O mesmo raciocínio vale para o Fundo de Fiscalização das Telecomunicações (Fistel), que é um fundo que se destina a custear as despesas realizadas pelo Governo Federal no exercício da fiscalização das telecomunicações. São duas as taxas de fiscalização que compõem o Fistel: a Taxa de Fiscalização de Instalação (TFI) e a Taxa de Fiscalização de Funcionamento (TFF).

O Fistel incide sobre o número de estações de telecomunicações instaladas e em funcionamento e é calculado de acordo com a Tabela anexa à Lei Geral de Telecomunicações. Recurso derivados do Fistel alimentam a Condecine-Teles, que alimenta o Fundo Setorial do Audiovisual (FSA), a Contribuição para Fomento da Radiodifusão Pública (CFRP) e são usados na manutenção das atividades da Anatel. Com o fim do FSA, por exemplo, os recursos da Condecine destinados ao fundo agora ficam no Tesouro Nacional, e seu uso vai depender, como no caso do Fust, de uma agenda de governo. As taxas continuarão a ser pagas, mas agora, sem uma clareza para qual fim.

Na avaliação de Leonardo Edde, presidente do Sindicato da Indústria Audiovisual (SICAV), algo ainda mais danoso pode acontecer. "Caso os recursos provenientes de CIDEs, mesmo que carimbados conforme prevê o relatório aprovado na CCJ, não sejam usados naquele ano fiscal, tudo que foi arrecadado fica para o Tesouro. Assim contribuições como o Condecine, que é uma CIDE, perde sua finalidade específica e os recursos ficam livres para qualquer coisa, como para pagamentos da dívida, por exemplo, e não para fomento do audiovisual".
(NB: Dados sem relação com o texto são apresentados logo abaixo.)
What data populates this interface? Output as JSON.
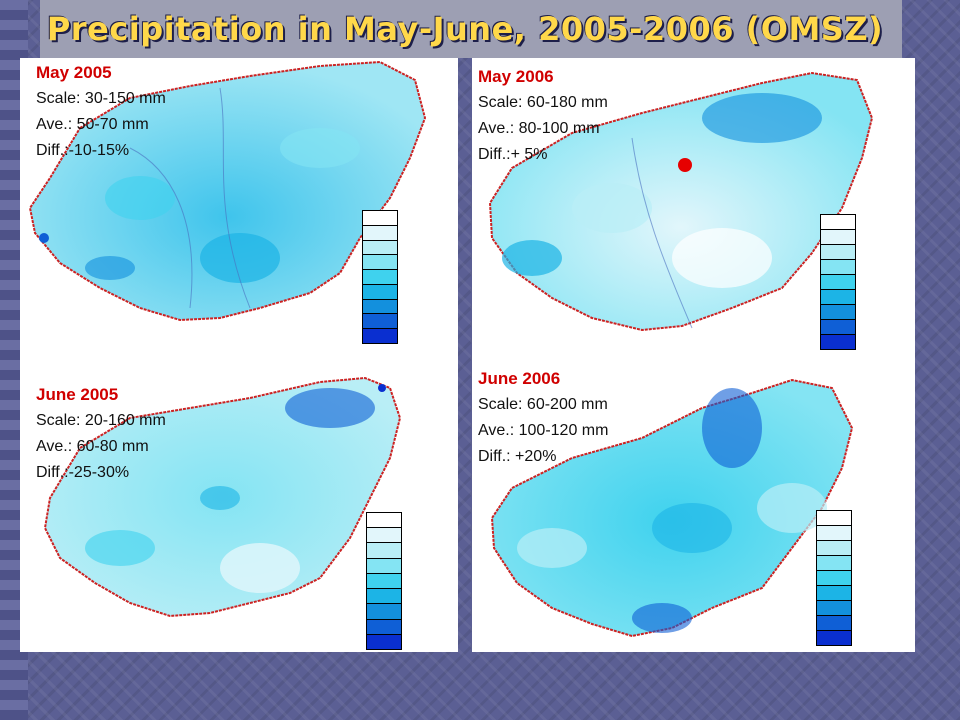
{
  "slide": {
    "title": "Precipitation in May-June, 2005-2006 (OMSZ)"
  },
  "colors": {
    "scale": [
      "#ffffff",
      "#e2f6fb",
      "#b9eef6",
      "#84e4f3",
      "#3fd2ee",
      "#1cb4e6",
      "#1390dd",
      "#0f5fd6",
      "#0a2fd0"
    ],
    "border": "#cc2222",
    "title": "#ffd84a"
  },
  "maps": [
    {
      "id": "may-2005",
      "heading": "May 2005",
      "scale": "Scale: 30-150 mm",
      "ave": "Ave.: 50-70 mm",
      "diff": "Diff.:-10-15%"
    },
    {
      "id": "may-2006",
      "heading": "May 2006",
      "scale": "Scale: 60-180 mm",
      "ave": "Ave.: 80-100 mm",
      "diff": "Diff.:+ 5%"
    },
    {
      "id": "june-2005",
      "heading": "June 2005",
      "scale": "Scale: 20-160 mm",
      "ave": "Ave.: 60-80 mm",
      "diff": "Diff.:-25-30%"
    },
    {
      "id": "june-2006",
      "heading": "June 2006",
      "scale": "Scale: 60-200 mm",
      "ave": "Ave.: 100-120 mm",
      "diff": "Diff.: +20%"
    }
  ]
}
Edde disse que os produtores do audiovisual estão em peregrinação pelos corredores do Senado para garantir emendas de plenário que preservem o Fundo Nacional de Cultura (FNC) e o Fundo Setorial do Audiovisual (FSA). Até o momento, existem três emendas prontas e assinadas sobre o tema.

Incoerência

Para Luiz Peroba, advogado especializado em direito tributário das telecomunicações e sócio da área tributária do escritório Pinheiro Neto Advogados, o relatório de Otto Alencar aprovado na CCJ é incoerente, pois mantém as CIDEs que possuem destinação a programas e projetos específicos financiados por fundos que futuramente serão extintos. "Esse tipo de contribuição tem como requisito a existência de vinculação específica para atendimento a determinada finalidade por parte do agente estatal. Sem a ratificação da lei instituidora do fundo, nos termos da PEC, essa norma perde sua validade e, portanto, inexistiria o amparo legal necessário para se manter qualquer exigência fiscal", argumenta Peroba.
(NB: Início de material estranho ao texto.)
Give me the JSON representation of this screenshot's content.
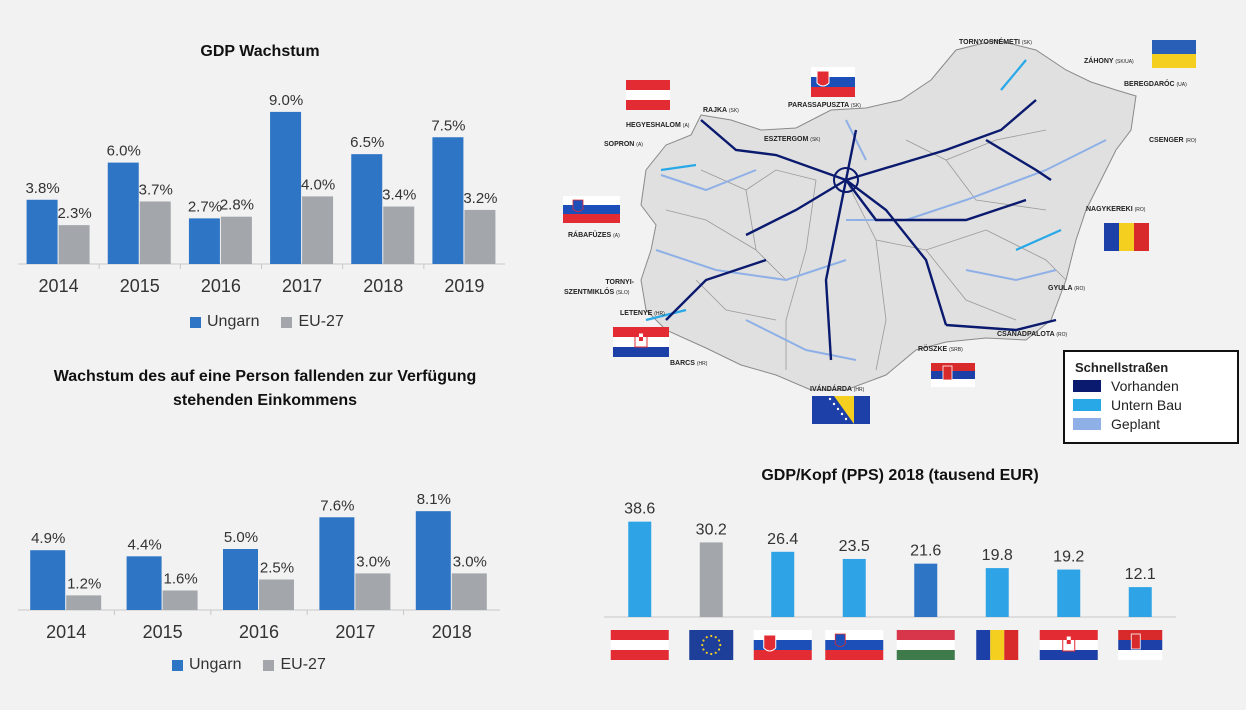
{
  "colors": {
    "ungarn": "#2e75c6",
    "eu": "#a3a7ab",
    "light": "#2ea3e6",
    "road_existing": "#0a1a6e",
    "road_building": "#29a8e8",
    "road_planned": "#8fb0e6"
  },
  "chart_data": [
    {
      "type": "bar",
      "title": "GDP Wachstum",
      "categories": [
        "2014",
        "2015",
        "2016",
        "2017",
        "2018",
        "2019"
      ],
      "series": [
        {
          "name": "Ungarn",
          "values": [
            3.8,
            6.0,
            2.7,
            9.0,
            6.5,
            7.5
          ],
          "labels": [
            "3.8%",
            "6.0%",
            "2.7%",
            "9.0%",
            "6.5%",
            "7.5%"
          ]
        },
        {
          "name": "EU-27",
          "values": [
            2.3,
            3.7,
            2.8,
            4.0,
            3.4,
            3.2
          ],
          "labels": [
            "2.3%",
            "3.7%",
            "2.8%",
            "4.0%",
            "3.4%",
            "3.2%"
          ]
        }
      ],
      "legend": "bottom"
    },
    {
      "type": "bar",
      "title": "Wachstum des auf eine Person fallenden zur Verfügung stehenden Einkommens",
      "categories": [
        "2014",
        "2015",
        "2016",
        "2017",
        "2018"
      ],
      "series": [
        {
          "name": "Ungarn",
          "values": [
            4.9,
            4.4,
            5.0,
            7.6,
            8.1
          ],
          "labels": [
            "4.9%",
            "4.4%",
            "5.0%",
            "7.6%",
            "8.1%"
          ]
        },
        {
          "name": "EU-27",
          "values": [
            1.2,
            1.6,
            2.5,
            3.0,
            3.0
          ],
          "labels": [
            "1.2%",
            "1.6%",
            "2.5%",
            "3.0%",
            "3.0%"
          ]
        }
      ],
      "legend": "bottom"
    },
    {
      "type": "bar",
      "title": "GDP/Kopf (PPS) 2018 (tausend EUR)",
      "categories": [
        "AT",
        "EU",
        "SK",
        "SI",
        "HU",
        "RO",
        "HR",
        "RS"
      ],
      "values": [
        38.6,
        30.2,
        26.4,
        23.5,
        21.6,
        19.8,
        19.2,
        12.1
      ],
      "labels": [
        "38.6",
        "30.2",
        "26.4",
        "23.5",
        "21.6",
        "19.8",
        "19.2",
        "12.1"
      ],
      "category_icons": [
        "flag-austria",
        "flag-eu",
        "flag-slovakia",
        "flag-slovenia",
        "flag-hungary",
        "flag-romania",
        "flag-croatia",
        "flag-serbia"
      ],
      "bar_colors": [
        "light",
        "eu",
        "light",
        "light",
        "ungarn",
        "light",
        "light",
        "light"
      ]
    }
  ],
  "map": {
    "legend_title": "Schnellstraßen",
    "legend_items": [
      "Vorhanden",
      "Untern Bau",
      "Geplant"
    ],
    "places": [
      {
        "name": "TORNYOSNÉMETI",
        "code": "(SK)"
      },
      {
        "name": "ZÁHONY",
        "code": "(SK/UA)"
      },
      {
        "name": "BEREGDARÓC",
        "code": "(UA)"
      },
      {
        "name": "RAJKA",
        "code": "(SK)"
      },
      {
        "name": "PARASSAPUSZTA",
        "code": "(SK)"
      },
      {
        "name": "HEGYESHALOM",
        "code": "(A)"
      },
      {
        "name": "ESZTERGOM",
        "code": "(SK)"
      },
      {
        "name": "SOPRON",
        "code": "(A)"
      },
      {
        "name": "CSENGER",
        "code": "(RO)"
      },
      {
        "name": "NAGYKEREKI",
        "code": "(RO)"
      },
      {
        "name": "RÁBAFÜZES",
        "code": "(A)"
      },
      {
        "name": "TORNYI-",
        "code": ""
      },
      {
        "name": "SZENTMIKLÓS",
        "code": "(SLO)"
      },
      {
        "name": "GYULA",
        "code": "(RO)"
      },
      {
        "name": "LETENYE",
        "code": "(HR)"
      },
      {
        "name": "CSANÁDPALOTA",
        "code": "(RO)"
      },
      {
        "name": "RÖSZKE",
        "code": "(SRB)"
      },
      {
        "name": "BARCS",
        "code": "(HR)"
      },
      {
        "name": "IVÁNDÁRDA",
        "code": "(HR)"
      }
    ]
  }
}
O advogado aina pondera que "com a ausência de previsão legal sobre a destinação taxas e contribuições criadas com finalidade específica, as CIDEs mantidas no relatório acabam caracterizando um verdadeiro 'imposto', o que deveria ser instituído por Lei complementar".

Na conversa, o advogado disse que existe uma possibilidade concreta de judicialização da cobrança pelos setores contribuintes, caso fundos como Fust e FSA não sejam ratificados por Lei Complementar.

O que vai a plenário

O substitutivo aprovado, fruto do acordo, na CCJ no último dia 4 de março, aceitou preservar os fundos de Segurança Pública, o Penitenciário, o Antidrogas, o Funcafé e o Fundo de Desenvolvimento da Ciência e Tecnologia (FNDCT). Antes disso, Otto Alencar já havia resguardado outros fundos criados por lei, mas que têm obrigações constitucionais, como o Fundo de Amparo ao Trabalhador (FAT), destinado ao custeio do seguro-desemprego e do abono salarial. O senador incluiu também no relatório a capacidade do Legislativo, e não apenas do Executivo, de propor lei complementar para ratificar os fundos após a aprovação da PEC.